Trieste Film Festivalinin ana yarışmalarının ödülleri bir yana, etkinlikte yer alan filmlerden bazıları başka kurumlar tarafından da ödüllendirildi.
Uzun metrajlı filmler arasında en iyi film seçilip Trieste Ödülüne layık görülen eser, Bulgaristan'dan "Bashtata (Baba/The Father)" oldu.
Yönetmenliğini Kristina Grozeva ile Petar Valchanov'un üstlendiği filmde yas süreci irdeleniyor. Bir babayla oğulun absürt ve çılgınca yolculuğu, suçluluk duyguları ve tamir edilmesi gereken ilişkiler filmin omurgasını oluşturan konular.
Belgesel filmler arasında Alpe Adria Cinema ödülüne layık görülen eser "The Euphoria of Being (Varolmanın Coşkusu)" oldu.
Geçtiğimiz aylarda IDFA dışında İnsan Hakları Belgesel Film Günleri sırasında, İzmir'de de seyirci karşısına çıkmış olan filmin kadın yönetmeni Réka Szabó Holokost'tan kurtulup ilerlemiş yaşına rağmen dans hevesini sürdüren Macar Yahudisi Éva Fahidi'ye zarafetle eğiliyor.
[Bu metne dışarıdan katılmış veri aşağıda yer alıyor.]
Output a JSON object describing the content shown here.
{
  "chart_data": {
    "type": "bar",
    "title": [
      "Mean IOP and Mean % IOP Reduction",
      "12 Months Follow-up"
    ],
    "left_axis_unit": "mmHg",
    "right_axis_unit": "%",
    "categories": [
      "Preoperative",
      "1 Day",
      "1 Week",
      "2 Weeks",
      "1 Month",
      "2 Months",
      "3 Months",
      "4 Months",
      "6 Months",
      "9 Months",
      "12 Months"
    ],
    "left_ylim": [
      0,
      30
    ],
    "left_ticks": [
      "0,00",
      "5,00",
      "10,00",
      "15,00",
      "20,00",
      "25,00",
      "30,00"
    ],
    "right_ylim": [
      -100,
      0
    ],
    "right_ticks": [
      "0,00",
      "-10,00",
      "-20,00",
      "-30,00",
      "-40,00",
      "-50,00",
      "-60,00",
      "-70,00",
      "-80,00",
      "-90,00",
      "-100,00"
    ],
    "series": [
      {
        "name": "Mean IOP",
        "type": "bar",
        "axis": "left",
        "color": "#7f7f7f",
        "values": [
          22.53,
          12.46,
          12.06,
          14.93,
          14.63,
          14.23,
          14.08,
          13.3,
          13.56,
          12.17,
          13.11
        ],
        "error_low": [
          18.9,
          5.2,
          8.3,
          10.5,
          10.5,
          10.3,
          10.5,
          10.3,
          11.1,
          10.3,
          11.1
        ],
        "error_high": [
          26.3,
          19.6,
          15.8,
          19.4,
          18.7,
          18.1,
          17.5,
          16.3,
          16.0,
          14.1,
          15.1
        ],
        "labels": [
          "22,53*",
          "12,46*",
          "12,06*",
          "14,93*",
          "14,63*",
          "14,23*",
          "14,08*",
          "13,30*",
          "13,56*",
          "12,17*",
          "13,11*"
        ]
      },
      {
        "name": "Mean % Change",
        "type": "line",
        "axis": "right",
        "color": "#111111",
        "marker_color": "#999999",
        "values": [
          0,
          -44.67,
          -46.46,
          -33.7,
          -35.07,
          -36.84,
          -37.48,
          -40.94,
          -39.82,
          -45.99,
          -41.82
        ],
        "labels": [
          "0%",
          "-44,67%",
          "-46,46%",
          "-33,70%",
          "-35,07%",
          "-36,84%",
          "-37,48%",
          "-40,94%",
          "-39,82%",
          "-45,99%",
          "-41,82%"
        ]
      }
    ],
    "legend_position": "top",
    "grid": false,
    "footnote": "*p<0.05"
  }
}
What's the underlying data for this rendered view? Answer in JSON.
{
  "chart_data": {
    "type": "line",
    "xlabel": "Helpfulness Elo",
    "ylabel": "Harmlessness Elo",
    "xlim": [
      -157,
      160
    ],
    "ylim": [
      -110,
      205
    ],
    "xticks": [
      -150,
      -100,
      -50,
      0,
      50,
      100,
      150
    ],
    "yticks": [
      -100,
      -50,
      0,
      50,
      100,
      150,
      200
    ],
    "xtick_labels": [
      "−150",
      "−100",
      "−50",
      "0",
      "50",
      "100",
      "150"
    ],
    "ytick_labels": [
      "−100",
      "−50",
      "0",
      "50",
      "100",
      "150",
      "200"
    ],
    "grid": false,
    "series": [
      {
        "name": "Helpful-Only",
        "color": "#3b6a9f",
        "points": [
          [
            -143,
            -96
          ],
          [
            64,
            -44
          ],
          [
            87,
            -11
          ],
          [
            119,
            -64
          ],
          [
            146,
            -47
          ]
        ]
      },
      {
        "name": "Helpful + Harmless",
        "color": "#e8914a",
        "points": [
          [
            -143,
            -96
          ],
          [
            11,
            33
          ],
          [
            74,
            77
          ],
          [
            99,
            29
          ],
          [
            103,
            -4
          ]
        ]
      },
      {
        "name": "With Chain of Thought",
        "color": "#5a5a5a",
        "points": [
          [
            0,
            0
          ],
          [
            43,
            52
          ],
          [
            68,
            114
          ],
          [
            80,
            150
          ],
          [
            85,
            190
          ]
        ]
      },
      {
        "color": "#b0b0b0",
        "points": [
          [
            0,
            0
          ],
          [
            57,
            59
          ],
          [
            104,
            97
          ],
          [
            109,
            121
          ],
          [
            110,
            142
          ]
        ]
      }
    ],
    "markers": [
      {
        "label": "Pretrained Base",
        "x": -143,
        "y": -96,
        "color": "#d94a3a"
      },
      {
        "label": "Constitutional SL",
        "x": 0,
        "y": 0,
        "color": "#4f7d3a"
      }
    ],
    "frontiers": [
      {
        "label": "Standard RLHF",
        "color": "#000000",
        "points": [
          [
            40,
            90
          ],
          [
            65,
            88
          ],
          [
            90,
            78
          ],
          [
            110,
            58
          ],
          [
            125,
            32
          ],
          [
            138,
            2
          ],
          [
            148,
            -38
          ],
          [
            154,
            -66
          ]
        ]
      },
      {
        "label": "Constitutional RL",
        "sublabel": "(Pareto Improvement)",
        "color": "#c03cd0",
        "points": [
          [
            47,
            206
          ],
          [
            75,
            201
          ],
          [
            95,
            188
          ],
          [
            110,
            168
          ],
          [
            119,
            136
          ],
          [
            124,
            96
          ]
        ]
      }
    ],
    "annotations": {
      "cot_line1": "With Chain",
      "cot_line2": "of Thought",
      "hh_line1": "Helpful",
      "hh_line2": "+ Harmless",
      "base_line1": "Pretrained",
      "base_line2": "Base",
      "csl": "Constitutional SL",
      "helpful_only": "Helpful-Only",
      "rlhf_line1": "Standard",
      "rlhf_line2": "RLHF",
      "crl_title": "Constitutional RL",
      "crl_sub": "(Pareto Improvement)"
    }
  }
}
Etkileyici belgesel Trieste Film Festivalinin yan ödüllerinden Osservatorio Balcani e Caucaso Transeuropa ödülünü de alarak konumunu pekiştirdi.
En iyi kısa metrajlı filme verilen Fondazione Osiride Brovedani ödülüne değer görülen film ise "Lake of Happiness" oldu. Yönetmenliğini Aliaksei Paluyan'ın üstlendiği film yetim olma dinamiğine hassasiyetle eğiliyor.
SkyArte ödülü bu sene Helena Třeštíková ve Jakub Hejna ikilisinin yönettiği "Forman vs Forman (Forman Forman'a Karşı)" adlı belgesele verildi. Meşhur yönetmen Milos Forman'ı yakından tanımak için biçilmiş kaftan olan eser, biyografik belgesel sanatının en iyi örneklerinden biri olarak seyircinin gönlünde taht kurdu.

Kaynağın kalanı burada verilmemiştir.